Neighbors opposed to a new boutique hotel on Fiddlers Creek Road offered expert testimony from a civil engineer and a geohydrologist at a Hopewell Township Zoning Board meeting last Wednesday.
Much of the testimony was about well and septic capacities on the property and directly countered the expert testimony offered earlier by the property owner in an application for a use variance on the property, which lies in the Township’s Mountain Resource Conservation (MRC) zone amid the preserved lands of Bald Pate Mountain and Fiddler’s Creek.
The Board continues to hear testimony on the application filed six months ago for a variance that would allow a 27-room hotel with a dining room, pool, spa, and other amenities on land adjacent to the Ted Stiles Preserve and zoned primarily for residential use.
“The sensitivity to the MRC zone requires a more acute assessment of impact that really requires a more insightful site plan,” said Thomas Quinn, a civil engineer who testified for a group of neighbors. “The current site plan is too cursory and substantially misses some of the important components.”

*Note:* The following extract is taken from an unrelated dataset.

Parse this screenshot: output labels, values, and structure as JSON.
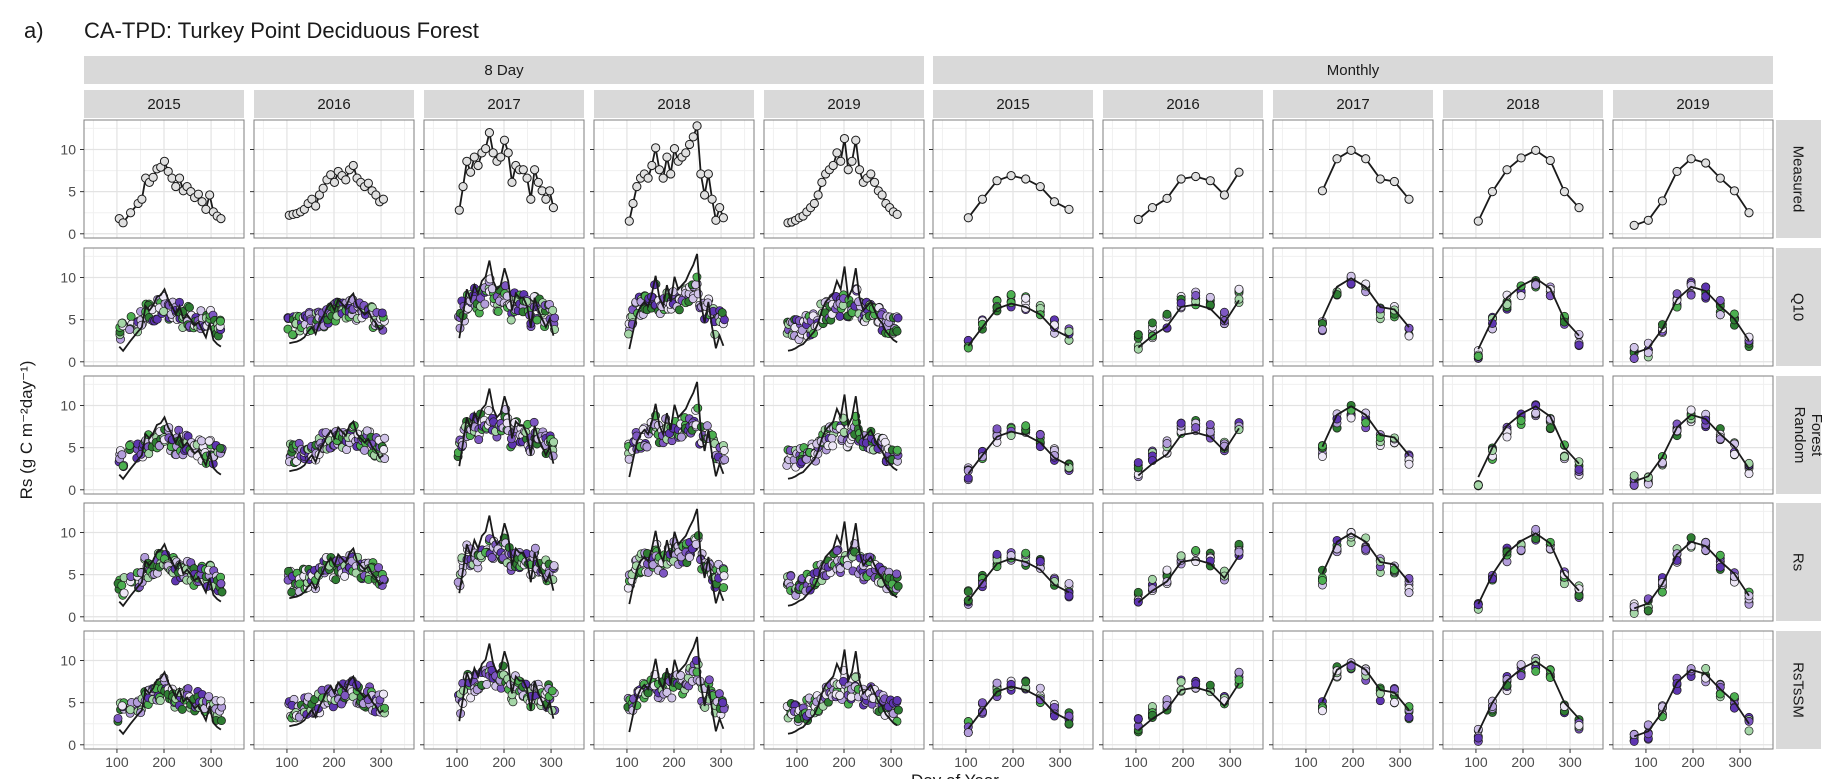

The land owner, Margot Stern, has offered a conceptual plan for renovating the property but not a formal site plan, which is not required for the variance application.
Quinn questioned whether the existing T1 septic permit, approved years ago by the NJDEP, is adequate for the scope of proposed use, saying the septic disposal fields were significantly undersized and lacked a “reserve” disposal field.
Construction of a 90-car parking lot as proposed would require removing trees and shrubs from the property and could substantially affect both septic disposal and water retention on the site.
Quinn said some of the assessments were speculative because the conceptual plans don’t provide enough detail to properly and comprehensively assess the impact of uses not permitted in the zone.
Another pressing concern, according to testimony by Glenn Carleton, a geohydrologist who lives in Titusville, is the amount of water the hotel could use.
The water needs for a hotel/restaurant could amount to 5,600 gallons per day, a “staggering” 660% of the MRC zone’s “Dependable Water Yield,” Carelton said. Further, the use would also be 20% “consumptive,” which means just 80% of the water used would return to the aquifer to “recharge” the local water supply.
“It will likely harm plants, insects, and animals,” he said.
Carelton also testified that the sewage effluent discharge will exceed the “Nitrate Dilution capacity” allowed by Code by 770%, especially with a restaurant. That would also impact the aquifer, potentially jeopardizing neighboring wells, he said.
“It’s a zero-sum game,” Carleton concluded
Zoning Board Chair Eric Hatke noted that it will be up to the Board to assess the expert testimony and make judgments about the potential impact of the development.
“The applicant in the proposal is doing its best to provide the least impact view, so it’s reasonable for the opponent to propose the worst case,” Hatke said. “I’d like to make sure the experts will make clear that this is simply (their prediction of) what could be.
The Zoning Board of Appeals continued the hearing on the use variance application, which has now stretched to 18 hours over six meetings, until April 11, when neighbors will present three more expert witnesses before a public comment period is opened.